El día amenazaba tormenta. Una señora corría tras su sombrero en el andén donde yo reposaba en un banco, con un billete de ida en la mano. Apoyé mi cabeza y cerré los ojos. Estaba cansada, el destino me la había vuelto jugar. Él se marchó sin avisar. No se presentaría a esa cita de ilusiones y expectativas. Su corazón se paró sin previo aviso, dejó de latir.
Allí estaba yo sola, vacía y taciturna. Ni una lágrima había resbalado por mi mejilla y, sin embargo, jamás me había sentido tan desolada. Él era mi mecenas, mi apoyo, mi amigo. Un montón de proyectos aparcados y, posiblemente, para siempre. Las moiras, esas desconsideradas hilanderas del destino, jugaron con los hilos de la vida.

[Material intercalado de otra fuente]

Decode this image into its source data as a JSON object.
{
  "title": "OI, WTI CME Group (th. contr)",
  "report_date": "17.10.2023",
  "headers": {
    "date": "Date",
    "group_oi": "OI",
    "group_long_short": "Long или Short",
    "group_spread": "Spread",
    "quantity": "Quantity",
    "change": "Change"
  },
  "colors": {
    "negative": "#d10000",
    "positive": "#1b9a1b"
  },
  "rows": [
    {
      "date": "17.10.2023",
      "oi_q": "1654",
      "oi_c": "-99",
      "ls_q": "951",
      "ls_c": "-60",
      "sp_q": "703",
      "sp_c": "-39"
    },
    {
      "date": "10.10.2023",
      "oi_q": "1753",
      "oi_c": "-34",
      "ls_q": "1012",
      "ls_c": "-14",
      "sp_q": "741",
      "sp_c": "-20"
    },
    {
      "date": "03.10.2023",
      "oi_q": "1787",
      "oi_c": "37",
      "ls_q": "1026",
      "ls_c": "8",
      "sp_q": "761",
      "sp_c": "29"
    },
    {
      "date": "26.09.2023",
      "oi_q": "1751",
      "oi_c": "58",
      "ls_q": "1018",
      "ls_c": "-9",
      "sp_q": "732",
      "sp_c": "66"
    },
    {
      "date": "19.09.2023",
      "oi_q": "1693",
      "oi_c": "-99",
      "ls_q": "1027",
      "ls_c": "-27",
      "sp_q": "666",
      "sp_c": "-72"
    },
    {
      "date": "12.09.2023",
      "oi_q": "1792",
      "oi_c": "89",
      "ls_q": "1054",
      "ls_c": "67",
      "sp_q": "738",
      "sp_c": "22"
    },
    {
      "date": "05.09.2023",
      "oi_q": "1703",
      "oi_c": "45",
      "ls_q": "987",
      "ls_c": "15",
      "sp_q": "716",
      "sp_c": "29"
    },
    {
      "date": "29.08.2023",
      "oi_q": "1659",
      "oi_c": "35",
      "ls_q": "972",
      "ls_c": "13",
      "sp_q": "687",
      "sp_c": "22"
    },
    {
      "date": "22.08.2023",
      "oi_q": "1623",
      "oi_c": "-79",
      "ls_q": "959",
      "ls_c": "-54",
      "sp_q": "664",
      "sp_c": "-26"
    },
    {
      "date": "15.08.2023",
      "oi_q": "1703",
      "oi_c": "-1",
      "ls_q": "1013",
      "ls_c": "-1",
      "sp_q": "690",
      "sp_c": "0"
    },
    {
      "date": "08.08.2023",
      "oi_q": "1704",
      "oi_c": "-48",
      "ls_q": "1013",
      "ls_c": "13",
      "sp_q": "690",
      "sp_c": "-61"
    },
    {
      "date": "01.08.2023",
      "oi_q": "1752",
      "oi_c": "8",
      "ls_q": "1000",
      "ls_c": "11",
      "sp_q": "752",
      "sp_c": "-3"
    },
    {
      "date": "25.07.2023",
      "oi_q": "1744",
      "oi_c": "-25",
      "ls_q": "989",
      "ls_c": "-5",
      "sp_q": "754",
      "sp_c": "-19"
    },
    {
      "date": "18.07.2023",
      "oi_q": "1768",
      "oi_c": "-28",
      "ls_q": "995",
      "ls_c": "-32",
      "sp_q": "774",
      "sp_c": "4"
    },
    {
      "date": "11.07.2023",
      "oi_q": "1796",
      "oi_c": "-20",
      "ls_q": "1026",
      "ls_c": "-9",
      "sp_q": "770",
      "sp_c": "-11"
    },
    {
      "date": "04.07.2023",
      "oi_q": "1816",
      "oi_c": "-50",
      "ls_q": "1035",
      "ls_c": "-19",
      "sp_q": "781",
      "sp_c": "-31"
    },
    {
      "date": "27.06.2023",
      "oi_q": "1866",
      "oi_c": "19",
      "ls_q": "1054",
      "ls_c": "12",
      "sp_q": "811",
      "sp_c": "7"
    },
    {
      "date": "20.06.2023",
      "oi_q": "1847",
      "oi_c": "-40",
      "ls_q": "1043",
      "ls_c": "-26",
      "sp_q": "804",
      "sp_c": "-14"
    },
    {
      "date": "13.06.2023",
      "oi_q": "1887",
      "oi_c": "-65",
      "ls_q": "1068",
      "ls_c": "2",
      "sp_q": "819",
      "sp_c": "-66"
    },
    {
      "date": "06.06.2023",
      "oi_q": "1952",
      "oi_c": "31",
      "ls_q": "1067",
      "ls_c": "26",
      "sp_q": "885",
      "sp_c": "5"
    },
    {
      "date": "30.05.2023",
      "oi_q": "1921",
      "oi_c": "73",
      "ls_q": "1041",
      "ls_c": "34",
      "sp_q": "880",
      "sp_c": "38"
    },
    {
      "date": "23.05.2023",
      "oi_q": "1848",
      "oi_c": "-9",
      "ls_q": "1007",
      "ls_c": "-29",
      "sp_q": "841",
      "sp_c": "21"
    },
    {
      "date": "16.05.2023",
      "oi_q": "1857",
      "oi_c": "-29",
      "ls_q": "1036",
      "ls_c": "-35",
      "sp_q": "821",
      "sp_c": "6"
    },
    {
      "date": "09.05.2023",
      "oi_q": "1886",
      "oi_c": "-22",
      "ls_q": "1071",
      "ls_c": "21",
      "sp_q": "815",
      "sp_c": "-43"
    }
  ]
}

Tras su marcha supe desde aquel andén que creyó en mí hasta límites insospechados. Me introdujo en aquel círculo prohibido de maestros. Yo, una neófita con muchas ganas y poca experiencia. Él me hablaba de un secreto que no le dio tiempo a revelar. La fatalidad lo destapó. Para mí siempre sería Vicent, mi redactor, pero para el mundo era Joan, un acreditado editor en busca de promesas literarias.